Sintomas, hereditariedade e desconforto urinário: como identificar a doença de Fabry

Certas enfermidades podem passar despercebidas, não por serem incomuns, mas sim pela maneira como se manifestam inicialmente. Na prática médica, é comum encontrar pacientes que lidam com sintomas que parecem desconexos durante anos, até que um detalhe específico chama a atenção e provoca uma mudança drástica na abordagem diagnóstica. A doença de Fabry exemplifica perfeitamente essa situação.

Recentemente, examinei um jovem que apresentava uma alteração constante em seus exames de urina, além de relatar dores em queimação nas mãos e pés, especialmente após atividades físicas ou em ambientes quentes. Esses sintomas foram tratados isoladamente durante muitos anos. Ao aprofundar a investigação e revisar o histórico familiar do paciente, identifiquei outros casos semelhantes, levantando a suspeita de uma condição genética.

O que caracteriza a doença de Fabry

A doença de Fabry é uma desordem hereditária que resulta no acúmulo de substâncias dentro das células, afetando diversos órgãos do corpo.
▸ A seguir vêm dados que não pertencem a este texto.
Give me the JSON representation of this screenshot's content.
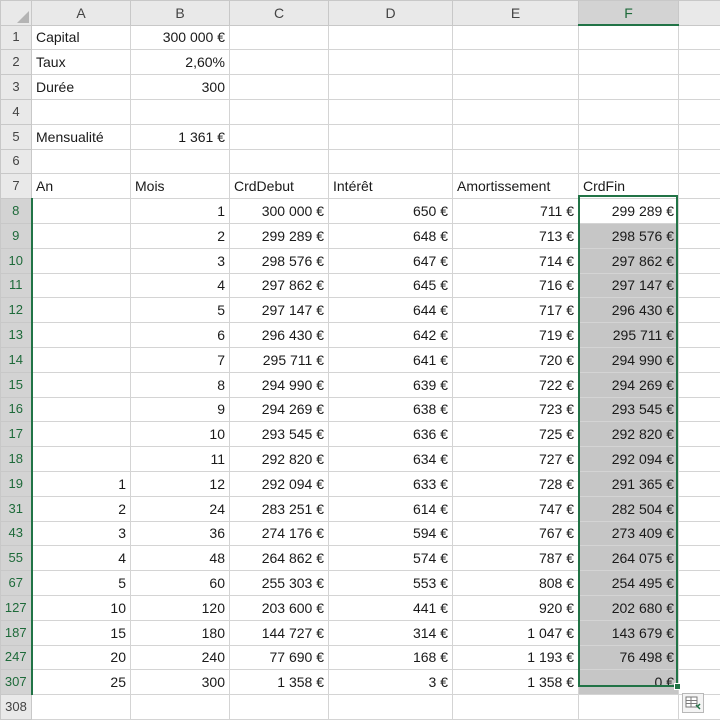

Além das complicações renais, que incluem a presença de proteína na urina e deterioração progressiva da função renal, os indivíduos afetados podem experimentar dor neuropática (queimação nas extremidades), diminuição da transpiração, intolerância ao calor, manchas cutâneas, problemas cardíacos e até um risco elevado de eventos como acidente vascular cerebral.
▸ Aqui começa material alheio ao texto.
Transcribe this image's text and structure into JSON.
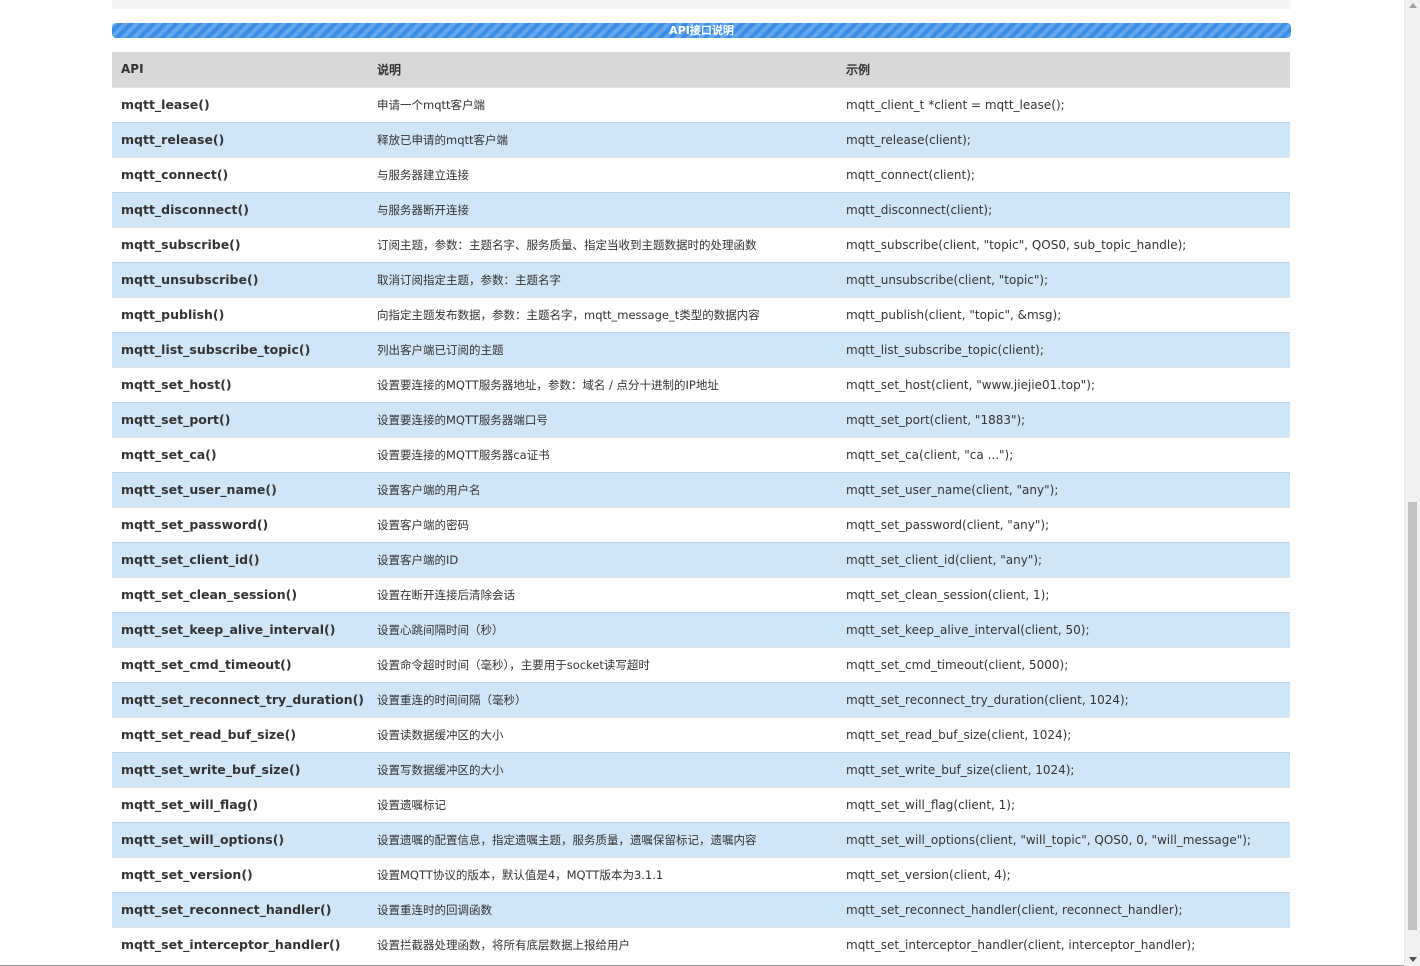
{
  "banner": {
    "title": "API接口说明"
  },
  "table": {
    "headers": {
      "api": "API",
      "desc": "说明",
      "example": "示例"
    },
    "rows": [
      {
        "api": "mqtt_lease()",
        "desc": "申请一个mqtt客户端",
        "example": "mqtt_client_t *client = mqtt_lease();"
      },
      {
        "api": "mqtt_release()",
        "desc": "释放已申请的mqtt客户端",
        "example": "mqtt_release(client);"
      },
      {
        "api": "mqtt_connect()",
        "desc": "与服务器建立连接",
        "example": "mqtt_connect(client);"
      },
      {
        "api": "mqtt_disconnect()",
        "desc": "与服务器断开连接",
        "example": "mqtt_disconnect(client);"
      },
      {
        "api": "mqtt_subscribe()",
        "desc": "订阅主题，参数：主题名字、服务质量、指定当收到主题数据时的处理函数",
        "example": "mqtt_subscribe(client, \"topic\", QOS0, sub_topic_handle);"
      },
      {
        "api": "mqtt_unsubscribe()",
        "desc": "取消订阅指定主题，参数：主题名字",
        "example": "mqtt_unsubscribe(client, \"topic\");"
      },
      {
        "api": "mqtt_publish()",
        "desc": "向指定主题发布数据，参数：主题名字，mqtt_message_t类型的数据内容",
        "example": "mqtt_publish(client, \"topic\", &msg);"
      },
      {
        "api": "mqtt_list_subscribe_topic()",
        "desc": "列出客户端已订阅的主题",
        "example": "mqtt_list_subscribe_topic(client);"
      },
      {
        "api": "mqtt_set_host()",
        "desc": "设置要连接的MQTT服务器地址，参数：域名 / 点分十进制的IP地址",
        "example": "mqtt_set_host(client, \"www.jiejie01.top\");"
      },
      {
        "api": "mqtt_set_port()",
        "desc": "设置要连接的MQTT服务器端口号",
        "example": "mqtt_set_port(client, \"1883\");"
      },
      {
        "api": "mqtt_set_ca()",
        "desc": "设置要连接的MQTT服务器ca证书",
        "example": "mqtt_set_ca(client, \"ca ...\");"
      },
      {
        "api": "mqtt_set_user_name()",
        "desc": "设置客户端的用户名",
        "example": "mqtt_set_user_name(client, \"any\");"
      },
      {
        "api": "mqtt_set_password()",
        "desc": "设置客户端的密码",
        "example": "mqtt_set_password(client, \"any\");"
      },
      {
        "api": "mqtt_set_client_id()",
        "desc": "设置客户端的ID",
        "example": "mqtt_set_client_id(client, \"any\");"
      },
      {
        "api": "mqtt_set_clean_session()",
        "desc": "设置在断开连接后清除会话",
        "example": "mqtt_set_clean_session(client, 1);"
      },
      {
        "api": "mqtt_set_keep_alive_interval()",
        "desc": "设置心跳间隔时间（秒）",
        "example": "mqtt_set_keep_alive_interval(client, 50);"
      },
      {
        "api": "mqtt_set_cmd_timeout()",
        "desc": "设置命令超时时间（毫秒），主要用于socket读写超时",
        "example": "mqtt_set_cmd_timeout(client, 5000);"
      },
      {
        "api": "mqtt_set_reconnect_try_duration()",
        "desc": "设置重连的时间间隔（毫秒）",
        "example": "mqtt_set_reconnect_try_duration(client, 1024);"
      },
      {
        "api": "mqtt_set_read_buf_size()",
        "desc": "设置读数据缓冲区的大小",
        "example": "mqtt_set_read_buf_size(client, 1024);"
      },
      {
        "api": "mqtt_set_write_buf_size()",
        "desc": "设置写数据缓冲区的大小",
        "example": "mqtt_set_write_buf_size(client, 1024);"
      },
      {
        "api": "mqtt_set_will_flag()",
        "desc": "设置遗嘱标记",
        "example": "mqtt_set_will_flag(client, 1);"
      },
      {
        "api": "mqtt_set_will_options()",
        "desc": "设置遗嘱的配置信息，指定遗嘱主题，服务质量，遗嘱保留标记，遗嘱内容",
        "example": "mqtt_set_will_options(client, \"will_topic\", QOS0, 0, \"will_message\");"
      },
      {
        "api": "mqtt_set_version()",
        "desc": "设置MQTT协议的版本，默认值是4，MQTT版本为3.1.1",
        "example": "mqtt_set_version(client, 4);"
      },
      {
        "api": "mqtt_set_reconnect_handler()",
        "desc": "设置重连时的回调函数",
        "example": "mqtt_set_reconnect_handler(client, reconnect_handler);"
      },
      {
        "api": "mqtt_set_interceptor_handler()",
        "desc": "设置拦截器处理函数，将所有底层数据上报给用户",
        "example": "mqtt_set_interceptor_handler(client, interceptor_handler);"
      }
    ]
  }
}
O principal desafio reside no fato de que esses sinais se desenvolvem de forma gradual e frequentemente não são relacionados entre si. Como consequência, o diagnóstico pode levar anos para ser estabelecido. É nesse contexto que os testes genéticos se tornam cruciais. Eles possibilitam a confirmação precisa do diagnóstico e ajudam a identificar outros membros da família que possam estar afetados, mesmo antes do surgimento dos sintomas.

Por ser uma condição genética, cada membro da família imediata pode apresentar um risco elevado. Na prática clínica, o diagnóstico feito em um paciente muitas vezes leva à descoberta de outros casos familiares. Esse rastreamento é fundamental para iniciar o acompanhamento e tratamento precoces.

Abordagem terapêutica

Atualmente, existem tratamentos específicos disponíveis que podem retardar a progressão da doença e proteger órgãos como rins e coração. Contudo, a eficácia dessas intervenções está diretamente relacionada ao momento em que são iniciadas. Quanto mais cedo for realizado o diagnóstico, maiores serão as chances de preservar a funcionalidade dos órgãos ao longo do tempo.
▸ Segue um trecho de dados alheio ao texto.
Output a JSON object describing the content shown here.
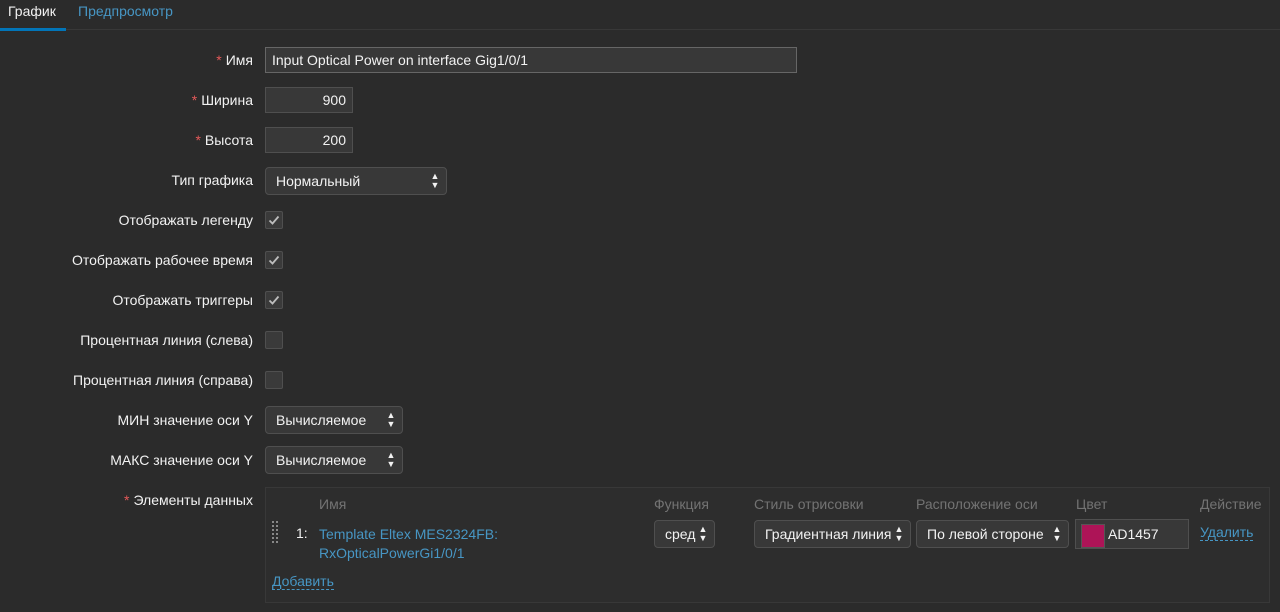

A doença de Fabry nos ensina uma importante lição: sintomas que parecem isolados podem estar interligados a um quadro clínico mais amplo. Reconhecer alterações persistentes, investigar o histórico familiar e considerar testes genéticos quando apropriado pode transformar completamente o manejo da doença — não apenas para o paciente individualmente, mas também para toda a sua família.